Juno Award-winning musician Dallas Green of City and Colour performs Sunday at Prospera Place.

The City and Colour concert Sunday at Prospera Place in Kelowna was a blues smorgasbord, but no one went home blue from this three-and-a-half-hour marathon.

Opener Ben Rogers is a country rock/blues/Americana artist from Vancouver while second opener Jacob Banks is a rhythm-and-blues/soul singer/songwriter from Nigeria who relocated to Birmingham, England.

City and Colour is the alias, if you will, for Dallas Green of St. Catharines, Ont. The Juno Award winner came up with the moniker for his first full-length album in 2005 — Dallas is a city and green is a colour — because he felt uneasy putting the album (“Sometimes”) out under his own name.

His blues style is slow and melodic — with many of his melodies similar — in sharp contrast to his previous five-piece Canadian post-hardcore band, Alexisonfire.

Green now has an unusual performance style. His primary microphone is raised almost to forehead level so Green has to tilt his head back to reach it, and then he stares up at the rafters or closes his eyes. A second bulky mic is lower, but the sound is almost indistinguishable from the first.

The full five-piece-band sound does have a keyboard drone, which often overpowered the other instruments, especially Green’s vocals. So the highlight of his 90-minute set was undoubtedly Green’s solos, his distinctive falsetto similar to Neil Young while playing acoustic guitar.

His mid-concert solos, “Northern Wind” and “Little Hell,” were greeted with sustained cheers, and two of the three numbers in the three-song encore — “Body in a Box” and “The Girl” — were pure magic.

The “Body in a Box” lyric about a funeral procession — “Searching for the light” — of course brought out dozens of cellphone lights.

The band finale of “Sleeping Sickness” brought out the City and Colour chorus for “Someone come and, someone come and save my life.”

The stage lighting was unusual, with dozens of spotlights at multiple levels including three banks raised and lowered over the stage in all red, all blue and all white.

Rogers launched his too-short set with “Steady Going Nowhere” and the memorable lyrics: “I have danced with death so often, I can teach you all the steps.” As latecomers flooded into the downtown arena, Rogers made sure everyone knew who he was by introducing himself between almost every song.

His bombastic presentation was in sharp contrast to Banks. Think of Seal, the British soul singer, musician and songwriter.
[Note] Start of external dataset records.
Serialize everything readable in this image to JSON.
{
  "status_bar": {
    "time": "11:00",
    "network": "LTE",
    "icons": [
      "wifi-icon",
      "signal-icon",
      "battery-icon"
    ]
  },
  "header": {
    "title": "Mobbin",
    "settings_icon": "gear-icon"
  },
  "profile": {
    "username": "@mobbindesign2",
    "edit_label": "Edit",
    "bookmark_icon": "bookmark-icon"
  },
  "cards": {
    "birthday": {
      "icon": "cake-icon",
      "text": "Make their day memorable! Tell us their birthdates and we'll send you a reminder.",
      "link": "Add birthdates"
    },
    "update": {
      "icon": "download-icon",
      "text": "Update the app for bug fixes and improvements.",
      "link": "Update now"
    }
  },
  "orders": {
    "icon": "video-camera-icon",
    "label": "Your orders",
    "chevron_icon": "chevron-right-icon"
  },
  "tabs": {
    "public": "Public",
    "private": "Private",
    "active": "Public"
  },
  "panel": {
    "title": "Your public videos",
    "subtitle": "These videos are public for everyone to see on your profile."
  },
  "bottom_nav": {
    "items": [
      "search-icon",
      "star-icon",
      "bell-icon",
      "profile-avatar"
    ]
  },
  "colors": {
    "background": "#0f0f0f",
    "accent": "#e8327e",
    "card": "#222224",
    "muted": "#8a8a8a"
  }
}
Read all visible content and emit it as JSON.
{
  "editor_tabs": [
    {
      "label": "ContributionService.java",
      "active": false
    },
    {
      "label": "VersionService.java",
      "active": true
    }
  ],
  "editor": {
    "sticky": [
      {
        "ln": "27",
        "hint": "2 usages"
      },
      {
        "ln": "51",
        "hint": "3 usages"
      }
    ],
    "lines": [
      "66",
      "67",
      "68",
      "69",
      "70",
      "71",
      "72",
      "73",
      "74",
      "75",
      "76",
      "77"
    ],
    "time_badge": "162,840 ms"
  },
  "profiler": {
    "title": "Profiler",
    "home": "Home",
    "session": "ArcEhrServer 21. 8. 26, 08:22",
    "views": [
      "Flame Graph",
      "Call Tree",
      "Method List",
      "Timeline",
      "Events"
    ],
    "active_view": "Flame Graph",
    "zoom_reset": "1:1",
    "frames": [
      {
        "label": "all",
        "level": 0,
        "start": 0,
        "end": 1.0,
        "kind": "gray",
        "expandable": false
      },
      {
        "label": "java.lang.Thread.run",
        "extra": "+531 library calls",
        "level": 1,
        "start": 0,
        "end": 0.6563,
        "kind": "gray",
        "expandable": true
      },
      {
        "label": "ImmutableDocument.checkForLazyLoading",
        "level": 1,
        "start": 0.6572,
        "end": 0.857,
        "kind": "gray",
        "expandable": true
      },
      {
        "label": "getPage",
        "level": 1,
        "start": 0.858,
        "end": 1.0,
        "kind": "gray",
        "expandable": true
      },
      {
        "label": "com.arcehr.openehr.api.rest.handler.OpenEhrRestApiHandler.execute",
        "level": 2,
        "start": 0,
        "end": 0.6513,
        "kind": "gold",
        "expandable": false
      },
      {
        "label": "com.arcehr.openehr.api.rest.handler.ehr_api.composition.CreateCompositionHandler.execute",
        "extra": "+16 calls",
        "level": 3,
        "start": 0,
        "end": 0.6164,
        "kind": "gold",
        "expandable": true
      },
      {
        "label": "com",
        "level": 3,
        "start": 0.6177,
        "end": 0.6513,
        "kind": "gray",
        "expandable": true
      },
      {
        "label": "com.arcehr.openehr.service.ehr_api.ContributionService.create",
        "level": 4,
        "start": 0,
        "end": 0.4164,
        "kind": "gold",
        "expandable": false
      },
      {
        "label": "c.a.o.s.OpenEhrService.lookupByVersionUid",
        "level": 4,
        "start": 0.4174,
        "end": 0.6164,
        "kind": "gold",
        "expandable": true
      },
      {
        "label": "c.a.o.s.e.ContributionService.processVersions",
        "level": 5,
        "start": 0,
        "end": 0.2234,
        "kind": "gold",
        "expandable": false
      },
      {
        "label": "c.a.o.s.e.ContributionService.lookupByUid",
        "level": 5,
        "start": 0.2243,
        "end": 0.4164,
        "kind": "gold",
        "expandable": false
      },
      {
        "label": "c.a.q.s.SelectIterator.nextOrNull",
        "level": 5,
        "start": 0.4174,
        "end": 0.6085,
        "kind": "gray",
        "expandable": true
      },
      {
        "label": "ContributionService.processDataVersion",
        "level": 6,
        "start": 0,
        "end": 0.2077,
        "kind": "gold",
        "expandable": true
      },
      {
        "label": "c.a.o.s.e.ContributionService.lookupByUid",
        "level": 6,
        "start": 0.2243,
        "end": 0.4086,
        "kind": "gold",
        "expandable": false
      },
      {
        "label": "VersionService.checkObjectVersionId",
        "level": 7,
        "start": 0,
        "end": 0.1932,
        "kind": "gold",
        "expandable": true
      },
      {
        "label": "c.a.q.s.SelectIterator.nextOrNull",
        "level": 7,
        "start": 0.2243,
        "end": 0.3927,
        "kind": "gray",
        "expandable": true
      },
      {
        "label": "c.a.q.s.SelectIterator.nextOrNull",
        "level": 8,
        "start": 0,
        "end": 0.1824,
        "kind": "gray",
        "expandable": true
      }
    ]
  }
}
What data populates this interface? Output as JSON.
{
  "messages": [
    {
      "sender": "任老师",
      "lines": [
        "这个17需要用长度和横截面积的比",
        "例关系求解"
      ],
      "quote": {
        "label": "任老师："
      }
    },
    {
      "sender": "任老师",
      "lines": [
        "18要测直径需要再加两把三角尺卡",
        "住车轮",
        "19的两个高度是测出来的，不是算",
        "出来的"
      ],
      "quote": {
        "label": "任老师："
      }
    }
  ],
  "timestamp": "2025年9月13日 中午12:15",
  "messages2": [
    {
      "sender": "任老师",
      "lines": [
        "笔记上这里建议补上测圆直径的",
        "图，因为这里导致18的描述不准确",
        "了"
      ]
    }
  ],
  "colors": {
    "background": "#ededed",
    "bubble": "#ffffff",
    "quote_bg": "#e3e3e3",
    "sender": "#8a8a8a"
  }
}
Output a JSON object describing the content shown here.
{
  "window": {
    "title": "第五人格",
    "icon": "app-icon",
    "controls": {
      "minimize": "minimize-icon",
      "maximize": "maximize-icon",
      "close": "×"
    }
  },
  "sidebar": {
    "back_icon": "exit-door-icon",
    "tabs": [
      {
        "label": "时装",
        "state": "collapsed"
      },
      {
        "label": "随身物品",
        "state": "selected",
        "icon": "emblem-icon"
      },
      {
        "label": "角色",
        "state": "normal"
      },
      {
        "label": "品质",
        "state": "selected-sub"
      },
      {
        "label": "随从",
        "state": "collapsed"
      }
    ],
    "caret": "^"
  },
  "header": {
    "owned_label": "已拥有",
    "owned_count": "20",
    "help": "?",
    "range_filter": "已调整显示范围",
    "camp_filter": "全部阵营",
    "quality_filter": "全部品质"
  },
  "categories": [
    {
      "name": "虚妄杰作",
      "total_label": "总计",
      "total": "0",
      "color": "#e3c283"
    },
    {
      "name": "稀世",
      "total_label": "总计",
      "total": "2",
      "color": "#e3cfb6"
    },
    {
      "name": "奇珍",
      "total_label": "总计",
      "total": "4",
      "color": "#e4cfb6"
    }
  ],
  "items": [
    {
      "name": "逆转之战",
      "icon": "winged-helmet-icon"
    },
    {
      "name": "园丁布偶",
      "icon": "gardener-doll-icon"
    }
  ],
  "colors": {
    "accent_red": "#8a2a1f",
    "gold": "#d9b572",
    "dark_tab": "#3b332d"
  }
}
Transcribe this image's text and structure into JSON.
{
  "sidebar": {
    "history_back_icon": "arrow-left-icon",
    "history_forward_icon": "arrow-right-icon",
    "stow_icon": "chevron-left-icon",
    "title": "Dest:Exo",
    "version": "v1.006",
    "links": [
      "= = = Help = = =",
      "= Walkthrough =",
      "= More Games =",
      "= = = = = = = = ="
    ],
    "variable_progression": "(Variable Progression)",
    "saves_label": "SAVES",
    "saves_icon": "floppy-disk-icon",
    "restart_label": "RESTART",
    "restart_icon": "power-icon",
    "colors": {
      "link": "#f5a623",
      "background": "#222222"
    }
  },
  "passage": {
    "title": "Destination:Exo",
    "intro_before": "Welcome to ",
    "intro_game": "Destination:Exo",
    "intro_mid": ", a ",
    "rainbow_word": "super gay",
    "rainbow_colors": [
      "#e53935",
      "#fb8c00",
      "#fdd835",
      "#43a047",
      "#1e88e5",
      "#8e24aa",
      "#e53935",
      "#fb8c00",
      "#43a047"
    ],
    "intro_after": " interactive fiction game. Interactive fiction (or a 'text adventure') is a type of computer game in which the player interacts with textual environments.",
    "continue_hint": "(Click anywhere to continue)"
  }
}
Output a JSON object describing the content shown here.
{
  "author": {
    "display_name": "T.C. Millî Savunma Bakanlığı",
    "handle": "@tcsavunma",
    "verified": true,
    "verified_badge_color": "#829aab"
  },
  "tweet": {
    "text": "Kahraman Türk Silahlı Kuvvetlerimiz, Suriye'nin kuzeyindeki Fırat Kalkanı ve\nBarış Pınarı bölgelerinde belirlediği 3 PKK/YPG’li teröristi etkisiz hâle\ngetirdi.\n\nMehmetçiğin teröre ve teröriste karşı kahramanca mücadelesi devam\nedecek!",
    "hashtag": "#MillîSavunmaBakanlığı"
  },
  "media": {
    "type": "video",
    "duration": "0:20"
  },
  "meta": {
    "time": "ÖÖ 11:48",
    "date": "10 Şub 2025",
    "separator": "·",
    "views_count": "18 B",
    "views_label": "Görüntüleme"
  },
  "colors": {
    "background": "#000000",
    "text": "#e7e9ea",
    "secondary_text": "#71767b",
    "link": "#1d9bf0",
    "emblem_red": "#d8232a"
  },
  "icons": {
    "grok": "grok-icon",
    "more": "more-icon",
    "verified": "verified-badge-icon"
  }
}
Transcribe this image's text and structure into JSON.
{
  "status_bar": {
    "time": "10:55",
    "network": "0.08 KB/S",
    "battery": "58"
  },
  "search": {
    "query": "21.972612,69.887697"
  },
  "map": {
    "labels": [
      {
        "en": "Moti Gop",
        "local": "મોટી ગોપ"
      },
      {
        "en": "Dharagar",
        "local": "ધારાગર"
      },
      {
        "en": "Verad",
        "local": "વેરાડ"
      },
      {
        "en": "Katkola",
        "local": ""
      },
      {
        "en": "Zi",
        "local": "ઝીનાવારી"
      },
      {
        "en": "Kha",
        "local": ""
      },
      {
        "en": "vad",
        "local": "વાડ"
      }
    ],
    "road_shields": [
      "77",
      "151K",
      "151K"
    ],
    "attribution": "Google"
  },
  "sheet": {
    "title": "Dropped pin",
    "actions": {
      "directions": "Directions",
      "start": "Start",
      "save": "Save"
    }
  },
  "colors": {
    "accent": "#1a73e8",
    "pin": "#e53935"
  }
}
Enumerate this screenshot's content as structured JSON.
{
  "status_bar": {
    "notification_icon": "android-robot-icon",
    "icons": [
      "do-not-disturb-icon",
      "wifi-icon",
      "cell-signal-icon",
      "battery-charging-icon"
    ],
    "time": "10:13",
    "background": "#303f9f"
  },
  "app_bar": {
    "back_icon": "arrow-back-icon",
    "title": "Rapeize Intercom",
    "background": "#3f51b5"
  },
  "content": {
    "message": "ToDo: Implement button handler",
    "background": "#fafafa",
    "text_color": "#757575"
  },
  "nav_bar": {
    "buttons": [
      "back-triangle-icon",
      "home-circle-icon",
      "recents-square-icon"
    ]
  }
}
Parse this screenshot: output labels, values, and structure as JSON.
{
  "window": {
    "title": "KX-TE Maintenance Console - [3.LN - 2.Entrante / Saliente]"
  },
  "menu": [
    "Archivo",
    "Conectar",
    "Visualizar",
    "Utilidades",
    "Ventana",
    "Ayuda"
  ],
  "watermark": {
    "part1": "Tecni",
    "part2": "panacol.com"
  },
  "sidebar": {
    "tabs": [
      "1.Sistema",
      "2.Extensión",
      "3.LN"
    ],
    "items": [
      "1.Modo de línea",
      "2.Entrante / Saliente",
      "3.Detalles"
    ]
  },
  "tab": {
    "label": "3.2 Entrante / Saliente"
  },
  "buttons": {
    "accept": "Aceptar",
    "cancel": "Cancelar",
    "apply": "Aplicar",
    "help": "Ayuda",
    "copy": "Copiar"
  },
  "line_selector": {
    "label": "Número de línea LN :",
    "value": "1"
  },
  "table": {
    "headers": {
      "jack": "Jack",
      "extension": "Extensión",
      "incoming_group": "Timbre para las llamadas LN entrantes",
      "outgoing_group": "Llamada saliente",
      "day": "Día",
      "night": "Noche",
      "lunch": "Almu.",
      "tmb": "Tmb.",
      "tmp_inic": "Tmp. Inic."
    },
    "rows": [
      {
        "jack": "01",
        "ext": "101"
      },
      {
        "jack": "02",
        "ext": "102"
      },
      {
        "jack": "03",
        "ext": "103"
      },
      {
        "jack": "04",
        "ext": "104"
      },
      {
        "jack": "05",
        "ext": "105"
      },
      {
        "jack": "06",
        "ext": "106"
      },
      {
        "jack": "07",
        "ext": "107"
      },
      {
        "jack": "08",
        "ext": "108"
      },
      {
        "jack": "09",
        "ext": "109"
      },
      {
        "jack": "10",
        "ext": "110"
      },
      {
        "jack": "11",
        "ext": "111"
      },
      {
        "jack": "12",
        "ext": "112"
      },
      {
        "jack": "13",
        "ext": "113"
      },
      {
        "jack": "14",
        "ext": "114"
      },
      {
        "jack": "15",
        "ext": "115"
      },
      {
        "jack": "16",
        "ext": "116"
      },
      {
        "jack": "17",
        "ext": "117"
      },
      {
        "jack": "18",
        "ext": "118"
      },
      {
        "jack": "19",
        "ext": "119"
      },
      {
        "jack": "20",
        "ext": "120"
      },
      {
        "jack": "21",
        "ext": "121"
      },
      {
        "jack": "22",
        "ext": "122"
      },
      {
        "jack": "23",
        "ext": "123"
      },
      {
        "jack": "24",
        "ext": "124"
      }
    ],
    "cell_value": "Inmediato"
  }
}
Banks’s animated performance style is theatrical, with lots of body language, often with his eyes closed. As he croons, especially the sustained notes, there is no denying his passion and sincerity.

With the concert underway from 7 to 10:30 p.m., no doubt many in the crowd were thankful Monday was the Remembrance Day holiday.

Of note, City and Colour is donating $1 from every ticket sold to Indspire ( to build a brighter future for Indigenous students and to MusiCounts (, putting musical instruments into the hands of kids who need them most.